Laryngoscope 2002 January
OBJECTIVE: To examine whether obtaining bacterial Gram stain and aerobic/anaerobic cultures alters management of patients with peritonsillar abscess.

STUDY DESIGN: Retrospective study.

MATERIALS AND METHODS: A total of 221 cases of suspected peritonsillar abscess from July 1990 to February 1999 were analyzed with regard to outcomes and management patterns of those who had bacteriologic studies performed and those who did not.

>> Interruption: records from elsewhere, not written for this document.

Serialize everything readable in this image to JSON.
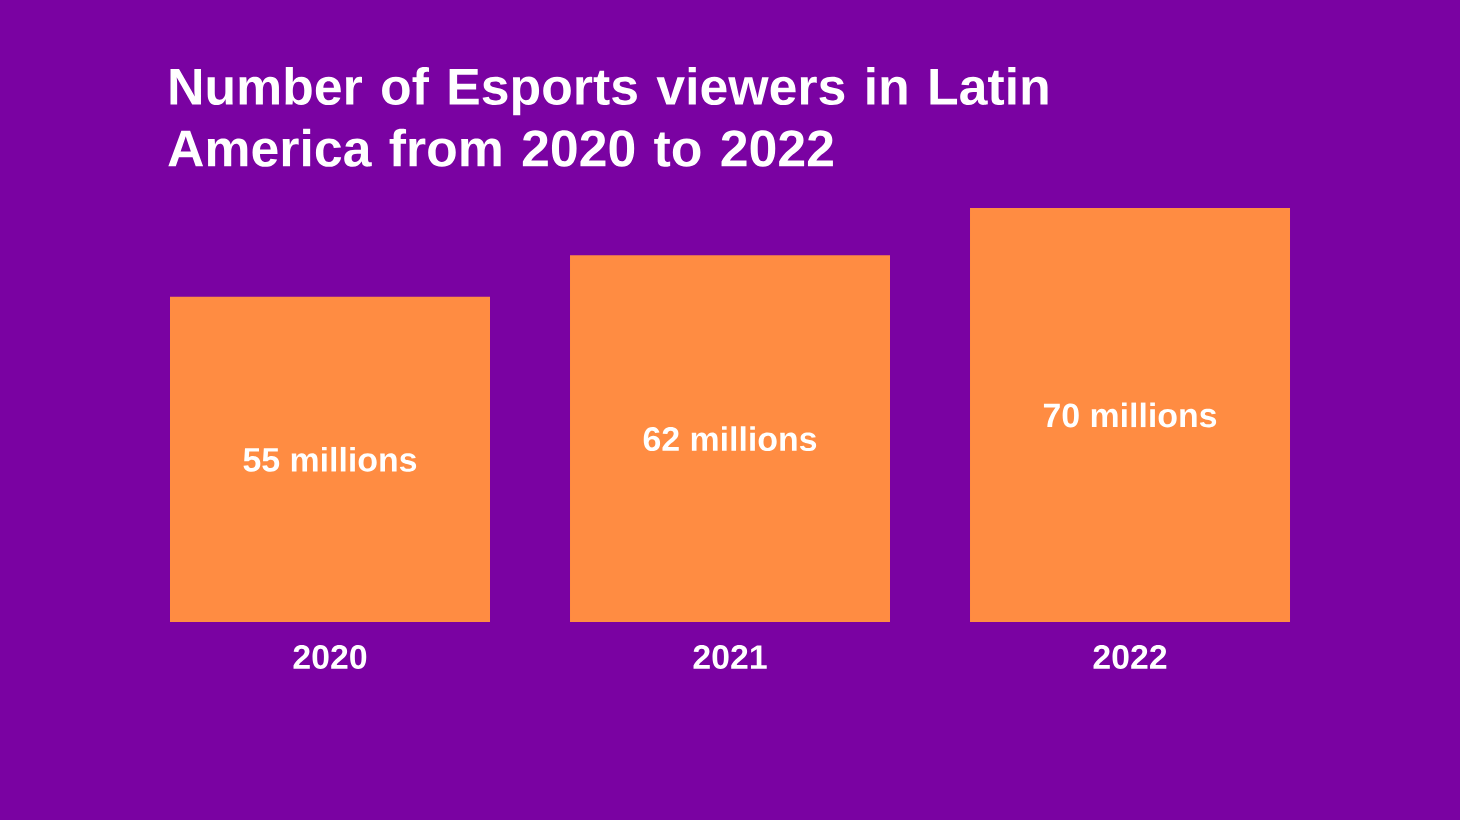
{
  "chart_data": {
    "type": "bar",
    "title": "Number of Esports viewers in Latin America from 2020 to 2022",
    "categories": [
      "2020",
      "2021",
      "2022"
    ],
    "values": [
      55,
      62,
      70
    ],
    "value_labels": [
      "55 millions",
      "62 millions",
      "70 millions"
    ],
    "color": "#ff8c42",
    "tick_labels": "x"
  }
}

RESULTS: Pus was aspirated in 153 (69%). Eighty-two had bacterial studies performed whereas 71 did not. Of patients that followed up, all patients had complete resolution in the first group based on initial management. Three patients of the latter group had a complicated course secondary to dehydration and antibiotic noncompliance (P =.24). Of the 82 cultures sent, sensitivities were conducted on only 17 (21%). Nine of 17 grew organisms that were penicillin-resistant. No patient in the study had any treatment decisions based on microbiologic studies.

CONCLUSION: In the routine management of peritonsillar abscess, bacteriologic studies are unnecessary on initial presentation. They should be reserved for patients with a high likelihood of infection by resistant organisms, i.e., diabetics, immunocompromised patients, and patients with recurrent peritonsillar abscess.